UPDATE 2/7/2020: This ruling still stands. Beacon has not legalized “short term rentals” which is what Airbnb falls under. Therefore, people who do run an Airbnb from their home are subject to getting a cease and desist letter from the City of Beacon. Is it a bummer? It is. Airbnb in its simplest form is fun and useful. But Airbnb needs to respect municipalities (Airbnb is known to not be cooperative), and homeowners need to respect zoning laws of the city and their neighbors. So there we have it until this is revisited by City Council for a new vote on the legislation they crafted but voted against at Airbnb homeowner’s requests.
The headline of this article might seem odd, because it implies that Beacon's City Council was not in favor of short-term rentals (aka Airbnb or home-sharing). Council members actually largely did support homeowners renting out their homes to earn extra income. The night of the vote, homeowners who rent out spaces via the Airbnb website had come to the City Council meeting to ask the Council members to vote against the legislation that the Council had been crafting to legalize short-term rentals in Beacon based on the public's input for the past several months.
In a vote of 3-4, with Mayor Randy Casale, Jodi McCredo, and Lee Kyriacou voting "Yes" to legalize short-term rentals, the rest of the Council voted "No." After tallying the votes, the Mayor announced: "The law does not pass. What that means is that all short-term rentals are illegal in the City of Beacon."
The resulting silence was stupefying. It lasted for 24 seconds. The night had been set up for the vote to pass. Homeowners and people who cleaned short-term rentals had shown up to demonstrate their support for short-term rentals - yet asked for a "No" vote. They then got that "No" vote, along with the declaration that short-term rentals were illegal in Beacon because there was essentially no law at all in the first place to protect them.

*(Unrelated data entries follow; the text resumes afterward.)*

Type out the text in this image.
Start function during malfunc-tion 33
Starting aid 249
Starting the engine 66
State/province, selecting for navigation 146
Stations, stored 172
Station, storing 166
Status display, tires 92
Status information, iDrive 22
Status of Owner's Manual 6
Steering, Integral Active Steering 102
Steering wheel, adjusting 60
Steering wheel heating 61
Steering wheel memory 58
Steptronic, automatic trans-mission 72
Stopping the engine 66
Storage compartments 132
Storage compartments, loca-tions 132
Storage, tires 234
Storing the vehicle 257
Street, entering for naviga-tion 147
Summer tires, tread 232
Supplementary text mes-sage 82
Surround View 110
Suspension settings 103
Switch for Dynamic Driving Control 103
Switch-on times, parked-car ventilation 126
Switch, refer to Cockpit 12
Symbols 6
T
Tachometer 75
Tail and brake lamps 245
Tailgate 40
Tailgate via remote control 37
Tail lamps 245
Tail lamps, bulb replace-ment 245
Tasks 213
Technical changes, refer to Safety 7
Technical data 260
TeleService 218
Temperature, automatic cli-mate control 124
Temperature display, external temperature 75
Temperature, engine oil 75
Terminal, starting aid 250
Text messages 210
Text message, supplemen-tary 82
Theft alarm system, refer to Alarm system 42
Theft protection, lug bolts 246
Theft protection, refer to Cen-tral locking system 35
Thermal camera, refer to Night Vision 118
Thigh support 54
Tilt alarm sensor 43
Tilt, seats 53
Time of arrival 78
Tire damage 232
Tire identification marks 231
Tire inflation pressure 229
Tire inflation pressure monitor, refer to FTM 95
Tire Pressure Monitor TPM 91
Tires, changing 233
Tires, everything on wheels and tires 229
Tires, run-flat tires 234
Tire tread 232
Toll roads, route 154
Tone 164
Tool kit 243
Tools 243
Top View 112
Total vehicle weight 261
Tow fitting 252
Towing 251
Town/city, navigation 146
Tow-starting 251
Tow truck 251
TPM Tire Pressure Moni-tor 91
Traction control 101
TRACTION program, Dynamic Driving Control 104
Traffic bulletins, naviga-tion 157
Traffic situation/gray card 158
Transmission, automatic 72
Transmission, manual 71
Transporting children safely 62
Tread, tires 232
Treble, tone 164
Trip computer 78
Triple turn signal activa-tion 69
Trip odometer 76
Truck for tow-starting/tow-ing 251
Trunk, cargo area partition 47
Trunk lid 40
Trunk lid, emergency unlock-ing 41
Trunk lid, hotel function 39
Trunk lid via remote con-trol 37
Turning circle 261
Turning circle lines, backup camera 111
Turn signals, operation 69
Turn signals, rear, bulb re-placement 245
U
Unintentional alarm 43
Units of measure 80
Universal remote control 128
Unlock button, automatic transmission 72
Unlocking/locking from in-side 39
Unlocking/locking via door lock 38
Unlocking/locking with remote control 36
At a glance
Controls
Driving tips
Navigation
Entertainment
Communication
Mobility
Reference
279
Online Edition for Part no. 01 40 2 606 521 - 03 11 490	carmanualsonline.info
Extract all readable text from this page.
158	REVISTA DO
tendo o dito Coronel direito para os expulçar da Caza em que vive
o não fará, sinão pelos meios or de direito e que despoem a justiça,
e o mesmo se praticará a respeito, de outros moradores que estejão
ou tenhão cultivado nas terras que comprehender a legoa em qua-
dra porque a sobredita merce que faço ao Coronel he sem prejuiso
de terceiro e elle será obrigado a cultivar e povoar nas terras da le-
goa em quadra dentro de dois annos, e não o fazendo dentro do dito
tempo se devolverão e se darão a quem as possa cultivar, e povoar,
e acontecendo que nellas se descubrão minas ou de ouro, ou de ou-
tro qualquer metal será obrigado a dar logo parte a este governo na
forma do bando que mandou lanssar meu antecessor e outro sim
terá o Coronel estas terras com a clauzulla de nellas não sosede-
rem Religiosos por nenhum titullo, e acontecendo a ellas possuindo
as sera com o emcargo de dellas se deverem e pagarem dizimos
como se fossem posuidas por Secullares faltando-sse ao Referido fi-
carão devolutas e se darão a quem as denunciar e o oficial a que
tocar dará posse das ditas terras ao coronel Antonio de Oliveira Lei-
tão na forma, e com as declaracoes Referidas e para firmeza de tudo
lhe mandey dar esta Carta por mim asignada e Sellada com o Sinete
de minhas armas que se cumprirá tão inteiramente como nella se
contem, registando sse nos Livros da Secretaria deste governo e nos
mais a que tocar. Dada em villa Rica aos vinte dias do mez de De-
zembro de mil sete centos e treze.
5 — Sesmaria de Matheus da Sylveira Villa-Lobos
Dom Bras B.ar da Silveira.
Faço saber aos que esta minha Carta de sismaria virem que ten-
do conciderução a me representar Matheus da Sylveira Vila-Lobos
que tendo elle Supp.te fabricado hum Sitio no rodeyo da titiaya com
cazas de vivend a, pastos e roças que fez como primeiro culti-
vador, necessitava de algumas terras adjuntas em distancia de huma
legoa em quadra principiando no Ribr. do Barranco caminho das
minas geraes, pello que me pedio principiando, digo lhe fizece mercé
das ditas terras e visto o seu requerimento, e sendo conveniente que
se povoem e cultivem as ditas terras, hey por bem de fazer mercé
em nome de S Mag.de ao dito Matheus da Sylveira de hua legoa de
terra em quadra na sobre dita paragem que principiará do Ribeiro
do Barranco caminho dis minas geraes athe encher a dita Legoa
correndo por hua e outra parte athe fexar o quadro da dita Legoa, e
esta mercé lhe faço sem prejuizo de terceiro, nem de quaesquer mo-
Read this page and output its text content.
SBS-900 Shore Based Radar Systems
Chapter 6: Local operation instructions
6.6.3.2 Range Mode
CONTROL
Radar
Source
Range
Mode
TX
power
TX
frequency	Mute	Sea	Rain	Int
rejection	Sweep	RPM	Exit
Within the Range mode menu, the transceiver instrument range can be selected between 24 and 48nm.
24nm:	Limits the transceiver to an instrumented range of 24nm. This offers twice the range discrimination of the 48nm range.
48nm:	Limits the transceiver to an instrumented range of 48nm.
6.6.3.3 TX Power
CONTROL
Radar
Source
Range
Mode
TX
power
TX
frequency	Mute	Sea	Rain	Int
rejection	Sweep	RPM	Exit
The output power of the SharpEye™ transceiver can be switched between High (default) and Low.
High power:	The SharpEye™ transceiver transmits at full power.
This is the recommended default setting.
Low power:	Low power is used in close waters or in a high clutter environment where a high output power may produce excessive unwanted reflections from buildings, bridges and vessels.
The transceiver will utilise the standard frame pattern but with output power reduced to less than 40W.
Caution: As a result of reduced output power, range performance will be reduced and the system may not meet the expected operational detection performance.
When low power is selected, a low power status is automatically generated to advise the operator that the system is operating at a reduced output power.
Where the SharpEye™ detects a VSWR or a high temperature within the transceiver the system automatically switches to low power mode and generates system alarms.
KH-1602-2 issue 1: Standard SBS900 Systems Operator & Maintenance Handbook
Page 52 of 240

Editor's Note, 6/1/2018: By default, short-term rentals in Beacon were prohibited, so they were never allowed in the first place (hard concept to grasp, but we explain below), nor had any protections. This legislation would have legalized them, and required them to get a permit.
Two additional pro-short-term rental laws were also being proposed, on the assumption that short-term rentals would be legalized:
One proposed law would set the new permit fee;
The other would have urged New York State to set its zoning code for short-term rentals, and separate short-term rentals from being classified as Bed and Breakfasts. At the state level, that classification requires that homes have sprinkler systems or egress windows for fire safety.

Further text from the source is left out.